I found another schematic for the EKO repeat percussion on the other forum that had the diode, but made no sense at all. I also found schematics for the Vox repeat percussion, some with the diode, some with a resistor.
Rob

Rob Strand

The tremollo is done by the PNP so the diode is probably unrelated.

Perhaps they are trying to linearize the amplifier (the npn transistor).  Do a spice sim of the amp only.

Can's see the resistor value on the far right, it may have an impact on the final behaviour.

Send:     . .- .-. - .... / - --- / --. --- .-. -
According to the water analogy of electricity, transistor leakage is caused by holes.

anotherjim

The modulator appears to be a reverse-beta NPN acting as a VCR on the signal feed to the NPN output amp.
As the output amp bias is fed back from the collector, the diode might be to stop a strong signal from glitching it? Some organs, the RP only operated on one voice tab and could be before the voices tone filters, a fistful of notes could be very strong if that's the case.


duck_arse

is there a better, readable copy of the schematic available?
granny at the G next satdy.

Vivek


Rob Strand

QuoteThe tremolo is done by the PNP so the diode is probably unrelated.
On your new pic I can see there's no PNP.  The transistor I was referring to is the reverse  connected NPN.

Quote
Perhaps they are trying to linearize the amplifier (the npn transistor).  Do a spice sim of the amp only.
I had a look at this and to me it looks like it doesn't not help linearize the output.

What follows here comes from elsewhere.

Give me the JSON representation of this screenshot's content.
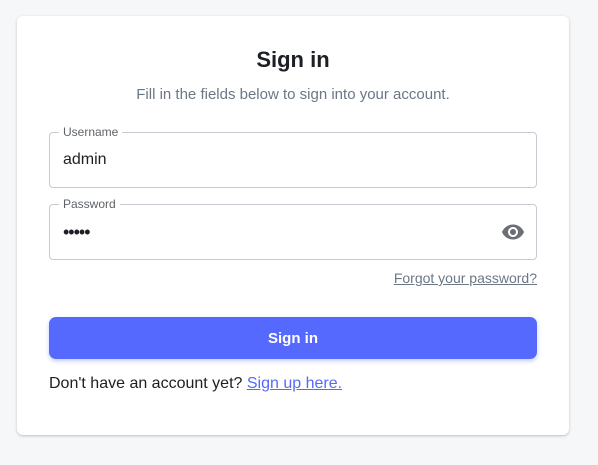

So that leaves only speculative guesses,

- Some sort of bias tweak where the designer considered more symmetrical clipping.
   In this case I don't see the benefit as ultimately the diode reduces swing.
   By the time you factor in resistor tolerances and transistor Vbe and hFE tolerances
   the tweak would only make sense on the prototype.

- Some sort of tweak to the tone.   The designer thought it sounded better, probably when clipped.
   And for the reasons on the previous point, possibly not a reliably tweak in production.
   If under hard clipping it sounds better then that would make sense but you would need to test it.

Send:     . .- .-. - .... / - --- / --. --- .-. -
According to the water analogy of electricity, transistor leakage is caused by holes.